This tutorial covers these steps:
- Install custom libraries
- Load the data
- Understand and process the data through exploratory data analysis
- Use scikit-learn and LightGBM to train machine learning models
- Evaluate and save the final machine learning model
- Show the model performance with Power BI visualizations
Prerequisites
Get a Microsoft Fabric subscription. Or, sign up for a free Microsoft Fabric trial.
Sign in to Microsoft Fabric.
Use the experience switcher on the bottom left side of your home page to switch to Fabric.
- If necessary, create a Microsoft Fabric lakehouse as described in Create a lakehouse in Microsoft Fabric.
Follow along in a notebook
You can choose one of these options to follow along in a notebook:
- Open and run the built-in notebook in the Synapse Data Science experience.

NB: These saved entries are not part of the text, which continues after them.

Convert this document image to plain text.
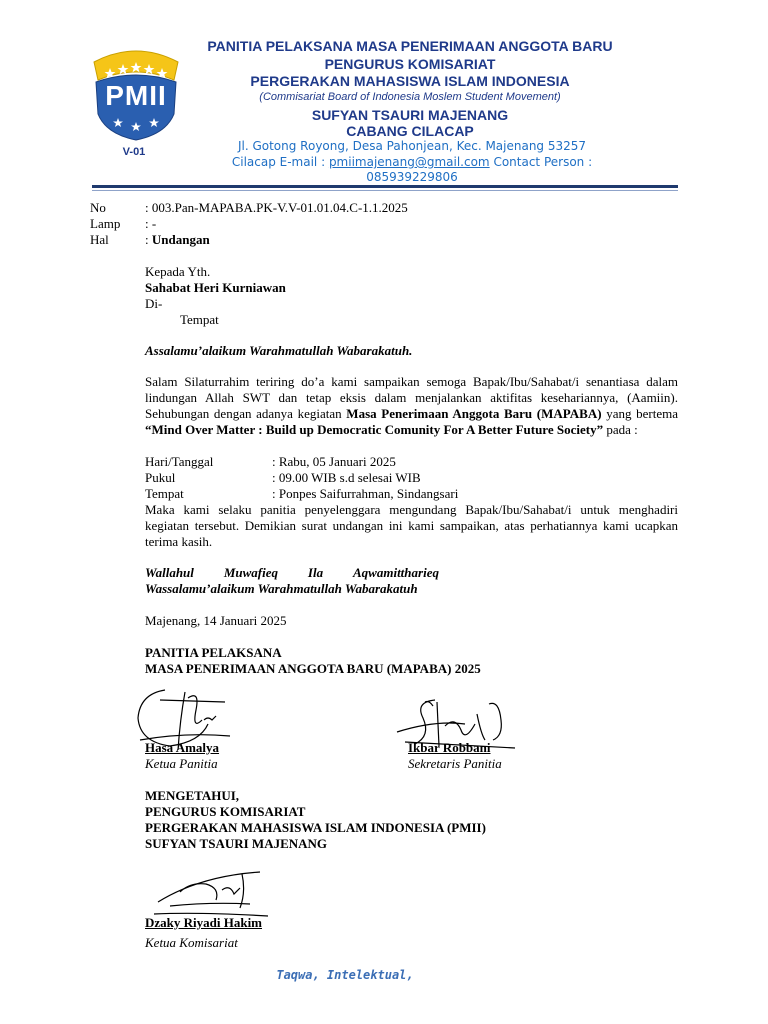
PMII
V-01
PANITIA PELAKSANA MASA PENERIMAAN ANGGOTA BARU
PENGURUS KOMISARIAT
PERGERAKAN MAHASISWA ISLAM INDONESIA
(Commisariat Board of Indonesia Moslem Student Movement)
SUFYAN TSAURI MAJENANG
CABANG CILACAP
Jl. Gotong Royong, Desa Pahonjean, Kec. Majenang 53257
Cilacap E-mail : pmiimajenang@gmail.com Contact Person :
085939229806
No	: 003.Pan-MAPABA.PK-V.V-01.01.04.C-1.1.2025
Lamp : -
Hal	: Undangan
Kepada Yth.
Sahabat Heri Kurniawan
Di-
Tempat
Assalamu’alaikum Warahmatullah Wabarakatuh.
Salam Silaturrahim teriring do’a kami sampaikan semoga Bapak/Ibu/Sahabat/i senantiasa dalam lindungan Allah SWT dan tetap eksis dalam menjalankan aktifitas kesehariannya, (Aamiin). Sehubungan dengan adanya kegiatan Masa Penerimaan Anggota Baru (MAPABA) yang bertema “Mind Over Matter : Build up Democratic Comunity For A Better Future Society” pada :
Hari/Tanggal	: Rabu, 05 Januari 2025
Pukul	: 09.00 WIB s.d selesai WIB
Tempat	: Ponpes Saifurrahman, Sindangsari
Maka kami selaku panitia penyelenggara mengundang Bapak/Ibu/Sahabat/i untuk menghadiri kegiatan tersebut. Demikian surat undangan ini kami sampaikan, atas perhatiannya kami ucapkan terima kasih.
Wallahul Muwafieq Ila Aqwamitthariеq
Wassalamu’alaikum Warahmatullah Wabarakatuh
Majenang, 14 Januari 2025
PANITIA PELAKSANA
MASA PENERIMAAN ANGGOTA BARU (MAPABA) 2025
Hasa Amalya
Ketua Panitia
Ikbar Robbani
Sekretaris Panitia
MENGETAHUI,
PENGURUS KOMISARIAT
PERGERAKAN MAHASISWA ISLAM INDONESIA (PMII)
SUFYAN TSAURI MAJENANG
Dzaky Riyadi Hakim
Ketua Komisariat
Taqwa, Intelektual,
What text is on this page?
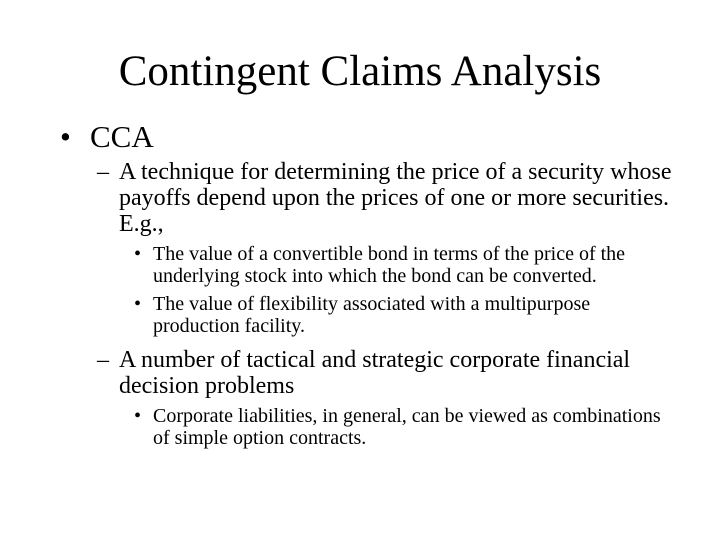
Contingent Claims Analysis
• CCA
– A technique for determining the price of a security whose payoffs depend upon the prices of one or more securities. E.g.,
• The value of a convertible bond in terms of the price of the underlying stock into which the bond can be converted.
• The value of flexibility associated with a multipurpose production facility.
– A number of tactical and strategic corporate financial decision problems
• Corporate liabilities, in general, can be viewed as combinations of simple option contracts.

- Upload your notebook from GitHub to the Synapse Data Science experience.
Open the built-in notebook
The sample Customer churn notebook accompanies this tutorial.
To open the sample notebook for this tutorial, follow the instructions in Prepare your system for data science tutorials.
Make sure to attach a lakehouse to the notebook before you start running code.
Import the notebook from GitHub
The AIsample - R Bank Customer Churn.ipynb notebook accompanies this tutorial.
To open the accompanying notebook for this tutorial, follow the instructions in Prepare your system for data science tutorials to import the notebook to your workspace.
If you'd rather copy and paste the code from this page, you can create a new notebook.
Be sure to attach a lakehouse to the notebook before you start running code.
Step 1: Install custom libraries
For machine learning model development or ad-hoc data analysis, you might need to quickly install a custom library for your Apache Spark session. You have two options to install libraries.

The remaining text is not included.